Nobody is going to tell you that you can’t pay off your debts and have fun at the same time. You absolutely can! You just must be more careful about where you find your entertainment. You can get books, movies, even music from your local library. Your local park might have a free movie night. Instead of spending money on stuff you don’t need, find what you want for free and then put the money you would have spent on it toward your debt.

Work Methodically

It would be awesome if you could come into a windfall that will magically pay off all your debts and leave you with enough left over to live comfortably. In lieu of that, however, taking a slow and methodical approach to your debt repayment is best. It will be better for your financial health in the long run.

Be Realistic

As mentioned above, there is no reason you can’t work toward paying off your debt and still manage to have fun. In fact, it is essential that you do this. If you cut too much of your spending and deny yourself too much, you’re more likely to “binge spend” and undo all your hard work. Instead, set aside a small amount of “mad money” every month for impulse purchases or something fun just because you want it.

The Bottom Line

Spending is easy. Repaying debt is hard. Still, there are ways that you can do it and even save money while you do! Use the methods mentioned here to help yourself do exactly that.


What Happens if I Stop Paying My Credit Card Bills?
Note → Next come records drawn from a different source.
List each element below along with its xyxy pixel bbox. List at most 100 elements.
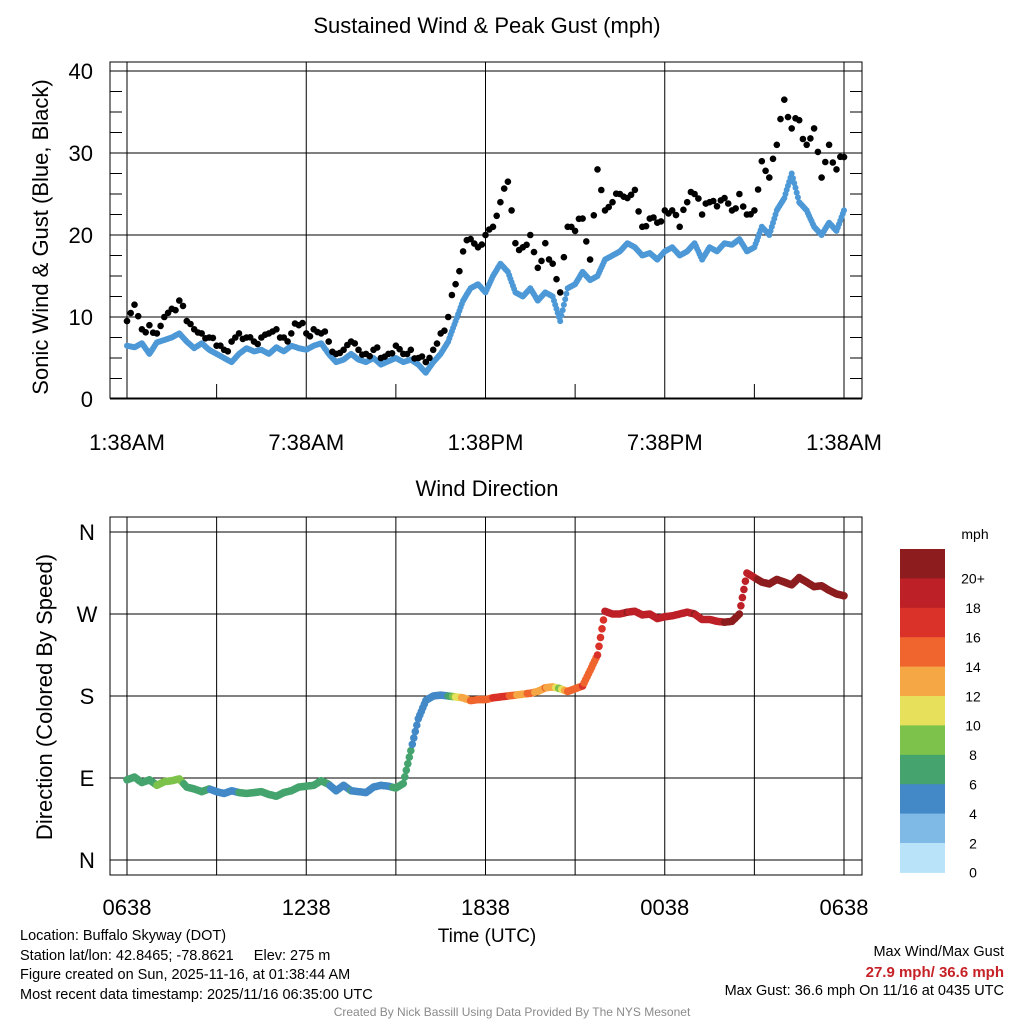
gust-point [273, 326, 280, 333]
gust-point [814, 148, 822, 156]
gust-point [698, 211, 706, 218]
gust-point [176, 297, 183, 304]
gust-point [508, 207, 515, 214]
gust-point [127, 309, 134, 317]
direction-xtick-label: 0038 [640, 895, 689, 920]
wind-ytick-label: 20 [69, 223, 93, 248]
gust-point [523, 241, 530, 249]
wind-point [562, 296, 569, 303]
gust-point [433, 340, 441, 347]
direction-point [737, 602, 745, 610]
gust-point [810, 125, 818, 132]
gust-point [739, 203, 747, 210]
gust-point [635, 208, 642, 215]
direction-chart-title: Wind Direction [415, 476, 558, 501]
wind-chart-frame [109, 61, 863, 399]
direction-chart-frame [109, 516, 863, 876]
direction-point [596, 633, 605, 642]
wind-point [788, 170, 795, 177]
colorbar-label: 20+ [961, 571, 985, 587]
gust-point [288, 330, 295, 337]
gust-point [680, 206, 687, 214]
gust-point [396, 345, 403, 353]
colorbar-label: 0 [969, 865, 977, 881]
gust-point [736, 190, 743, 198]
colorbar-label: 12 [965, 688, 981, 704]
wind-xtick-label: 7:38PM [627, 430, 703, 455]
direction-point [405, 753, 414, 761]
direction-point [404, 760, 412, 768]
wind-point [791, 180, 798, 187]
gust-point [840, 153, 848, 161]
gust-point [672, 211, 680, 219]
gust-point [403, 350, 411, 358]
gust-point [803, 141, 810, 149]
gust-point [444, 313, 452, 321]
gust-point [724, 200, 732, 207]
direction-point [738, 593, 747, 602]
gust-point [497, 198, 504, 206]
gust-point [325, 338, 333, 345]
gust-point [351, 340, 359, 347]
gust-point [355, 346, 362, 354]
gust-point [781, 96, 788, 103]
gust-point [657, 218, 665, 225]
direction-point [598, 625, 606, 633]
wind-point [560, 301, 567, 308]
sustained-wind-series [124, 170, 847, 376]
direction-xtick-label: 1838 [461, 895, 510, 920]
gust-point [429, 346, 437, 354]
gust-point [123, 317, 131, 325]
gust-point [650, 214, 657, 221]
gust-point [627, 191, 635, 199]
colorbar-label: 16 [965, 630, 981, 646]
colorbar-swatch [900, 696, 945, 726]
direction-xtick-label: 0638 [103, 895, 152, 920]
wind-point [792, 184, 799, 191]
gust-point [153, 330, 161, 337]
wind-point [841, 207, 847, 214]
gust-point [556, 289, 564, 296]
wind-xtick-label: 1:38AM [806, 430, 882, 455]
direction-series [123, 569, 848, 800]
gust-point [586, 256, 594, 263]
wind-point [563, 290, 570, 297]
wind-point [794, 194, 801, 201]
gust-point [493, 212, 501, 220]
colorbar-swatch [900, 549, 945, 579]
gust-point [553, 275, 560, 283]
wind-chart-ylabel: Sonic Wind & Gust (Blue, Black) [28, 79, 53, 394]
gust-point [534, 264, 542, 272]
gust-point [340, 346, 347, 354]
gust-point [807, 135, 814, 142]
direction-chart-xlabel: Time (UTC) [438, 926, 537, 947]
speed-colorbar: 20+ 18 16 14 12 10 8 6 4 2 0 [900, 549, 985, 881]
wind-point [559, 307, 566, 314]
colorbar-swatch [900, 637, 945, 668]
gust-point [825, 141, 833, 149]
colorbar-label: 2 [969, 835, 977, 851]
colorbar-label: 14 [965, 659, 981, 675]
wind-ytick-label: 40 [69, 59, 93, 84]
gust-point [683, 198, 691, 206]
gust-point [833, 166, 840, 173]
gust-point [784, 113, 792, 121]
direction-ytick-label: E [80, 766, 95, 791]
created-text: Figure created on Sun, 2025-11-16, at 01… [20, 967, 351, 983]
latlon-line: Station lat/lon: 42.8465; -78.8621 Elev:… [20, 947, 373, 967]
gust-point [795, 116, 803, 124]
gust-point [766, 174, 773, 181]
direction-point [740, 585, 748, 594]
peak-gust-series [123, 96, 848, 366]
direction-ytick-label: W [77, 602, 98, 627]
gust-point [594, 166, 601, 173]
wind-ytick-label: 0 [81, 387, 93, 412]
max-values: 27.9 mph/ 36.6 mph [865, 963, 1004, 981]
gust-point [459, 248, 467, 255]
gust-point [478, 241, 486, 248]
direction-point [593, 651, 602, 659]
gust-point [246, 334, 254, 341]
gust-point [710, 197, 717, 205]
gust-point [235, 330, 243, 337]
Your credit score will tank, your credit history will look bad, and you’ll have a hard time doing much of anything that requires credit for a long time. A good credit score will help you qualify for the best interest rates, get a new cell phone, rent an apartment and could even come into play when you’re looking for a new job.
In addition, though you will not go to jail for defaulting on debt payments, a lender or credit card issuer could turn you over to a collections agency or could sue you, and you could end up having your wages garnished.

How Does Debt Reduction Affect My Credit Score?

As you pay your debts down, your credit score will go up. This is because your credit utilization ratio will decrease and you’ll have fewer late payments marring your credit score. One late credit card payment will stay on your credit report for up to seven years.

What Should I Do if the Debt Collector is Harassing Me?

The FTC has a lot of tips to help you if you are being harassed. In the short term, though, tell them that you are contacting your lawyer. This will scare off the scammers.